Statement zur Transformation durch Digitalisierung in der Verlagsbranche

Burda-Vorstand Phillip Welte glaubt nicht, dass Verlage im Netz in absehbarer Zeit Geld verdienen können und setzt weiter voll auf Print1. Doch dieser Rückzug auf das alte Kerngeschäft könnte gravierende Folgen haben. Denn es entspricht exakt dem Verhaltensmuster etablierter Unternehmen, dass der Harvard-Professor Clayton Christensen in seinem Modell des „Innovator‘s Dilemma“ beschreibt – und das am Ende zum Scheitern führt.

Das Internet und die Digitalisierung stellen technologische Basisinnovationen dar, auf deren Grundlage sich neue, disruptive Geschäftsmodelle entwickeln können. Diese Entwicklung stürzt gerade eine Branche nach der anderen in einen grundlegenden Transformationsprozess, allen voran die Medienbranche mit ihren leicht zu digitalisierenden Produkten. Vergleicht man die Auflagenentwicklung von Zeitungen und Zeitschriften mit den Seitenaufrufen der entsprechender Onlineangebote, bestätigt sich ein Trend, den fast jeder an den eigenen Nutzungsgewohnheiten ablesen kann: die Menschen ersetzen in zunehmendem Maße Digital gegen Print, egal ob auf dem Weg zur Arbeit über das Smartphone, in der Mittagspause durch den Newsupdate am Bürorechner oder nach Feierabend mit dem Tablet auf dem heimischen Sofa. Für Verlage eine schwierige Situation. Denn Bezahlmodelle für Inhalte stehen im Netz noch am Anfang und auch die Anzeigenkunden mit ihren hochpreisigen Imageanzeigen setzen weiter auf die klassischen Kanäle wie Print und TV. So lassen sich mit gedruckten Zeitungen und Zeitschriften immer noch wesentlich höhere Renditen erwirtschaften als mit entsprechenden Onlineangeboten, trotz rückläufiger Auflagen und Anzeigenbudgets im Print. Orientiert man sich an kurzfristigen Renditezielen, scheint es also logisch, weiter auf Gedrucktes zu setzen. Mit journalistischen Inhalten sind im Netz bisher tatsächlich nur die von Hubert Burda kolportierten „lousy pennies“ zu verdienen.

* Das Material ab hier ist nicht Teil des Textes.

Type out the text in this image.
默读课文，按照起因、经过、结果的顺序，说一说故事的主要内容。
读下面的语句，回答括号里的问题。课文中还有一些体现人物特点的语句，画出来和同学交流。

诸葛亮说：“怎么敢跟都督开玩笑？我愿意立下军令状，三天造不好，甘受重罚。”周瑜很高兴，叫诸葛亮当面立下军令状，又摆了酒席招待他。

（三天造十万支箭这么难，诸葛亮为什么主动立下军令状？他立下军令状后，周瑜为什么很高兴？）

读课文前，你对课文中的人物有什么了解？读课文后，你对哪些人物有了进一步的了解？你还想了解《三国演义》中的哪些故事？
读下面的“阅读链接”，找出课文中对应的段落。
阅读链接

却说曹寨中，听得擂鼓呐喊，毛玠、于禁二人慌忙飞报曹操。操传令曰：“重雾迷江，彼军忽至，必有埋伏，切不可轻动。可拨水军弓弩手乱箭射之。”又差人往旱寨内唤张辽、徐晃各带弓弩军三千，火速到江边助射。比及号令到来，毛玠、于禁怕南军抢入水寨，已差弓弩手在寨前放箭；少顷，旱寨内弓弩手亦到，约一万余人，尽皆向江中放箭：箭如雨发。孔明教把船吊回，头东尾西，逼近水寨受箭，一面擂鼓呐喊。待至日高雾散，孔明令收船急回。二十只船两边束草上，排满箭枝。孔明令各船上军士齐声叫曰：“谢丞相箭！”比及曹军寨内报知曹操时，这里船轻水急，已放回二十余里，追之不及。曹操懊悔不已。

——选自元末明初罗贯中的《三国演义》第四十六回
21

Folgt man allerdings dem Modell von Clayton Christensen, wäre gerade die Investition in vermeintlich margenschwache Märkte notwendig, um das eigene Kerngeschäft mittelfristig zu schützen. Denn auf diesen neuen Märkten entstehen oft disruptive Angebote, die für das eigene Kerngeschäft gefährlich werden können. Sie entwickeln sich zunächst in einem renditeschwachen Nischenmarkt um dann, wenn der technologische Reifegrad erreicht ist, zum Sprung in den Premiummarkt anzusetzen. Dort können sie dann die gleiche Produktleistung zu wesentlich niedrigeren Preisen anbieten und die etablierten Unternehmen aus dem Markt drängen. Wenn sich Verlage also aus kurzfristiger Renditeorientierung auf das angestammte Printgeschäft zurückziehen, entsteht im digitalen Raum ein Vakuum, das den neuen Wettbewerbern den Markteintritt überhaupt erst ermöglicht.

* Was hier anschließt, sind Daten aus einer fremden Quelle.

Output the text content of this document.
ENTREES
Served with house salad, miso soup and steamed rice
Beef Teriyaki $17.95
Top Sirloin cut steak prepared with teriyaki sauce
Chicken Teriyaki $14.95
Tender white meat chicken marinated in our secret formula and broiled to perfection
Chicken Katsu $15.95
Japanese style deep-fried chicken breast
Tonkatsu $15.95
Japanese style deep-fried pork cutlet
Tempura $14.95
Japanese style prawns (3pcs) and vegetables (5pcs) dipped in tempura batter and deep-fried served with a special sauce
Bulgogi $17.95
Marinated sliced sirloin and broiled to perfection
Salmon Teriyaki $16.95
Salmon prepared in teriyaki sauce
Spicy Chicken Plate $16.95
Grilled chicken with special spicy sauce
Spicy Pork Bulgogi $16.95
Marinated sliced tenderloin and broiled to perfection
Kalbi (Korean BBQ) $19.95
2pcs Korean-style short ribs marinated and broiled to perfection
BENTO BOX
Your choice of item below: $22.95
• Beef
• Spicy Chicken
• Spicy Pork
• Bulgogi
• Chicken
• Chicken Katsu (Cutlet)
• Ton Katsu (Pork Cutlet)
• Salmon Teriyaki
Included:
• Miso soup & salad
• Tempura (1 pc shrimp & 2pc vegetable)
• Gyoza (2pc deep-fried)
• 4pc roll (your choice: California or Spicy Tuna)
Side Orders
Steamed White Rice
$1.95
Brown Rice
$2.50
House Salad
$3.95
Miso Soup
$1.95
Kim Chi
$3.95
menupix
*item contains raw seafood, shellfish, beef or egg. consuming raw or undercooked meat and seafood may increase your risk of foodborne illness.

Springer, Schibsted oder auch die New York Times haben diese Gefahr erkannt und arbeiten mit Hochdruck daran, ihr Geschäftsmodell, die Erstellung und Vermarktung hochwertiger Inhalte an Leser und Werbekunden, in den digitalen Raum zu übertragen. Bei Burda entsteht hingegen fast der Eindruck, dass man darauf hofft, dass das Internet am Kerngeschäft Publishing irgendwie vorüber gehen möge.

1 “Die iPad-Euphorie hat sich überlebt”, Handelsblatt, 06.11.2014, S. 022

Die Autoren

Prof. Dr. Peter Russo ist Gründer und Direktor des „Institut for Transformation in Business and Society“ (INIT) der EBS Universität für Wirtschaft und Recht in Wiesbaden. Sie erreichen ihn unter 0170-9141141.

Nicolas Clasen ist Autor des Buchs „Der digitale Tsunami“ und Gründer der Management-Beratung Digicas mit Sitz in München. Sie erreichen ihn unter 0170-2463761.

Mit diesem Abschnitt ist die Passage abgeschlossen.